Oligomerization of the antimalarial drug target Pf ATP4 is essential for parasite survival

P-type ATPase (ATP4) is a Na efflux pump crucial for maintaining low [Na] in malaria parasites during their intraerythrocytic development cycle. In recent years, multiple studies have shown ATP4 to be the target of a large number of chemical scaffolds, including current candidate antimalarials KAE609 and SJ733. Here we show that ATP4 exists as a large complex. Immunopurification and proteomic studies revealed the complex to be homooligomeric in nature. The complex appears to be assembled co-translationally. Phylogenetic analysis suggests that ATP4 from apicomplexans and chromerids form a distinct class of P-type ATPases having fewer transmembrane helices compared to their orthologues.
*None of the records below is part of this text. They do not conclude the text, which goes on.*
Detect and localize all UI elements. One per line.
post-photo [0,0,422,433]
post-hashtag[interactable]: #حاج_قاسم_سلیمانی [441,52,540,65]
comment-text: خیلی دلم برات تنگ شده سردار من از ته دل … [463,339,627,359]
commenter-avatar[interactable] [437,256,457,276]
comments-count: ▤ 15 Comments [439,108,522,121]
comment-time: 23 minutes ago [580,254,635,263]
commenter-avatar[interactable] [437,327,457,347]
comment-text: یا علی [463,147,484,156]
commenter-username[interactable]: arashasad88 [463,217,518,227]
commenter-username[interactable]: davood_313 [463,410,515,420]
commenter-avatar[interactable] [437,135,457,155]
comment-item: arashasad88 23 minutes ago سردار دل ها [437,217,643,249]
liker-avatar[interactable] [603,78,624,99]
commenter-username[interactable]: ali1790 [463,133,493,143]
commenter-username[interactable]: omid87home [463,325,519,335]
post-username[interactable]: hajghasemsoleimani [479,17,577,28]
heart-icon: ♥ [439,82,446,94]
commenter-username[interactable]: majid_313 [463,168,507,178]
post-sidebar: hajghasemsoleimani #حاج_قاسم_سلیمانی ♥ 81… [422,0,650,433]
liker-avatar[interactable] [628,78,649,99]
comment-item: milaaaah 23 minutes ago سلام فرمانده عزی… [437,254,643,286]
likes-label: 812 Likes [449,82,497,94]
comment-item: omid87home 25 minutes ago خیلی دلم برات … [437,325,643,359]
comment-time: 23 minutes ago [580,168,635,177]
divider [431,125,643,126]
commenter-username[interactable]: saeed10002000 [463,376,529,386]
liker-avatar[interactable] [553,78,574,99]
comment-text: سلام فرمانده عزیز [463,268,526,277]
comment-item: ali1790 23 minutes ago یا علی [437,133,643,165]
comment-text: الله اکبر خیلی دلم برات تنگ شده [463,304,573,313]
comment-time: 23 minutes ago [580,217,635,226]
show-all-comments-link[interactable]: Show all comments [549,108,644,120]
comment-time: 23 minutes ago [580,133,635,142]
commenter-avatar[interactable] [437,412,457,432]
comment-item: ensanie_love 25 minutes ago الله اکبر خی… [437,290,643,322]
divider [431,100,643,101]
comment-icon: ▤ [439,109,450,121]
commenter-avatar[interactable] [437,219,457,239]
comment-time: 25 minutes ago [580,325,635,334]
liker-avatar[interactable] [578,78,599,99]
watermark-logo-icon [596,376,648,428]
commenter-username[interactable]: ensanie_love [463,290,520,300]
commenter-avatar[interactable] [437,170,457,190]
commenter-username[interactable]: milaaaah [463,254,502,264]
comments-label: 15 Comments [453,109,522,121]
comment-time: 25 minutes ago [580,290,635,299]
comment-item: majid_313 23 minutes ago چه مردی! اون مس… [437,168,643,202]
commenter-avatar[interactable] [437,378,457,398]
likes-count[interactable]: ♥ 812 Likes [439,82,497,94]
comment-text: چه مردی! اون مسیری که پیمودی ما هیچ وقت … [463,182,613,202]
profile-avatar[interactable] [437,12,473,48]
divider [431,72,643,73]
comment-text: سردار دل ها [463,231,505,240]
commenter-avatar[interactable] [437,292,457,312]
We hypothesized that reduction of transmembrane helices in ATP4 might necessitate oligomerization to maintain its function. We further suspected potential involvement of π-π interactions between aromatic amino acids within the terminal transmembrane helix of each monomer to be critical for oligomerization. To test this hypothesis, we mutated three aromatic amino acids in the last transmembrane helix of ATP4. Wildtype and the mutated ATP4 genes were introduced at an ectopic locus in a line, in which endogenous ATP4 was conditionally expressed. Whereas the wildtype copy of ATP4 expressed from the ectopic locus was able to form the oligomeric complex, the mutant ATP4 failed to do so. Strikingly, unlike the wildtype, the mutant ATP4 failed to functionally complement the knockdown of the endogenous gene, leading to parasite demise. These results strongly suggest that co-translational oligomerization of ATP4 is essential for its function and for parasite survival.